Up in the Air: What We Know
What actually happened to Southwest Airlines last weekend? There’s a lot that remains unclear, but one thing that doesn’t: The media seemed determined to keep it under wraps.
Here’s what we do know. Southwest Airlines canceled more than 28 percent of its flights over Saturday and Sunday—upwards of 1,800 routes—in a snowball of problems which began with staffing shortages in Jacksonville, Florida. Just a week before the flight fiasco, the airline told its employees they had to be vaccinated by December 8 in order to keep their jobs. The Dallas-based company said the decision was due to Biden’s mandate for government contractors, yet Southwest and several other Texas-based airlines have insisted they will continue with the mandate even after Texas Governor Gregg Abbot banned any Texan entity from compelling employees or consumers to be vaccinated.
As canceled flights and stranded passengers added up, rumors spread that the delay was caused by employees and pilots protesting the vaccine mandate by calling in sick. A provocative image of the Gadsden flag flying from a Southwest jet added fuel to the fire.
On Monday, Southwest issued a press release saying the cancellations were “primarily created by weather and other external constraints.” Elsewhere, they cited air traffic control issues, but denied that the operational challenges were due to Southwest employee demonstrations. The Federal Aviation Administration told a Jacksonville paper that the large number of cancellations were “due to a combination of severe weather, active military training in the airspace, and unexpected limited staff at the Jacksonville facility,” but said that air traffic control issues were resolved Friday. Meanwhile, the media obliged the public relations people, reporting press releases and CEO’s statements without a single quote from an effected employee.
As several on Twitter pointed out, the weather and other factors seemed only to target Southwest. Odd. Neither Southwest nor any official statement offered an alternative explanation for the staffing shortages, if it wasn’t due to the mandates.
Casey Murray, president of the Southwest Airlines Pilots Association, told the New York Times Monday that sick calls from pilots remained at a normal rate over the weekend, and those who stayed home did not do so to protest the company’s vaccine mandate. Yet in a typical day, according to Murray, about 10 percent of pilots are reassigned from the flights they are scheduled to operate; on Saturday, 71 percent of pilots were reassigned, and on Sunday that number reached 85 percent. For this, he offered no causal explanation.
Murray’s union has asked a Texas court to prevent Southwest from enforcing the vaccine requirement, however, saying the mandate unlawfully imposes new conditions for employment. The union filed the request last Friday, four days after Southwest announced to its staff that further employment would be dependent on their vaccine status, and right before the debacle—one of the many reasons the internet rumors have seemed plausible, at least. Hundreds of American Airlines employees staged a protest outside the company’s Fort Worth headquarters last Thursday, too, so the move would not have been unprecedented.
United Airlines, the first to impose a mandate on its employees, put those who did not comply on unpaid leave. On Wednesday, a federal judge in Texas blocked the airline from continuing in this tactic for anyone who requests a religious or medical exemption from the mandate, after the airline was hit with a flurry of employee lawsuits. Meanwhile, Delta remains the only major airline to decline to mandate the vaccine, and instead found a way to profit from the situation, charging unvaccinated employees an additional $200 per month in healthcare.

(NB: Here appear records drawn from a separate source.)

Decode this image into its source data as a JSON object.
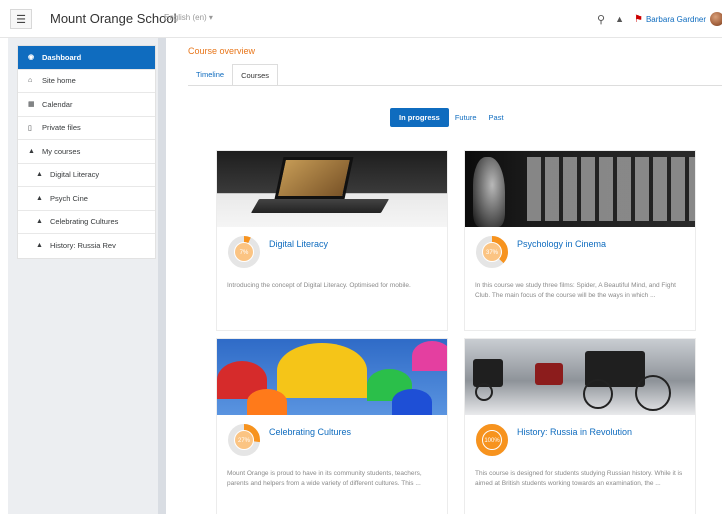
{
  "navbar": {
    "site_name": "Mount Orange School",
    "language": "English (en) ▾",
    "user_name": "Barbara Gardner",
    "icons": [
      "menu-icon",
      "search-icon",
      "bell-icon",
      "flag-icon"
    ]
  },
  "drawer": {
    "items": [
      {
        "label": "Dashboard",
        "icon": "dashboard-icon",
        "active": true
      },
      {
        "label": "Site home",
        "icon": "home-icon"
      },
      {
        "label": "Calendar",
        "icon": "calendar-icon"
      },
      {
        "label": "Private files",
        "icon": "file-icon"
      },
      {
        "label": "My courses",
        "icon": "graduation-cap-icon"
      },
      {
        "label": "Digital Literacy",
        "icon": "graduation-cap-icon",
        "sub": true
      },
      {
        "label": "Psych Cine",
        "icon": "graduation-cap-icon",
        "sub": true
      },
      {
        "label": "Celebrating Cultures",
        "icon": "graduation-cap-icon",
        "sub": true
      },
      {
        "label": "History: Russia Rev",
        "icon": "graduation-cap-icon",
        "sub": true
      }
    ]
  },
  "main": {
    "section_title": "Course overview",
    "tabs": [
      {
        "label": "Timeline",
        "active": false
      },
      {
        "label": "Courses",
        "active": true
      }
    ],
    "filters": [
      {
        "label": "In progress",
        "active": true
      },
      {
        "label": "Future",
        "active": false
      },
      {
        "label": "Past",
        "active": false
      }
    ]
  },
  "courses": [
    {
      "title": "Digital Literacy",
      "progress": 7,
      "progress_label": "7%",
      "summary": "Introducing the concept of Digital Literacy. Optimised for mobile."
    },
    {
      "title": "Psychology in Cinema",
      "progress": 37,
      "progress_label": "37%",
      "summary": "In this course we study three films: Spider, A Beautiful Mind, and Fight Club. The main focus of the course will be the ways in which ..."
    },
    {
      "title": "Celebrating Cultures",
      "progress": 27,
      "progress_label": "27%",
      "summary": "Mount Orange is proud to have in its community students, teachers, parents and helpers from a wide variety of different cultures. This ..."
    },
    {
      "title": "History: Russia in Revolution",
      "progress": 100,
      "progress_label": "100%",
      "summary": "This course is designed for students studying Russian history. While it is aimed at British students working towards an examination, the ..."
    }
  ],
  "colors": {
    "accent": "#0f6cbf",
    "progress": "#f7931e",
    "progress_track": "#e5e5e5",
    "section_title": "#e8761a"
  }
}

One news outlet did get a comment from a Southwest pilot, who spoke on the condition of anonymity. According to him, the shortage wasn’t an organized protest, but rather a loss of goodwill toward the company after the mandate was announced.
That newfound ill will manifested itself over the three day weekend, not with an organized strike, but with many disgruntled employees calling in sick, or not signing up for overtime to help the airline fulfill the increase in flights typical for a holiday weekend.
Regardless, Southwest CEO Gary Kelly came out Tuesday to clarify that no employees would be fired over the vaccine mandate, making it a good deal less toothless, at least. Whatever actually happened over the weekend, Kelly knows where the wind is blowing.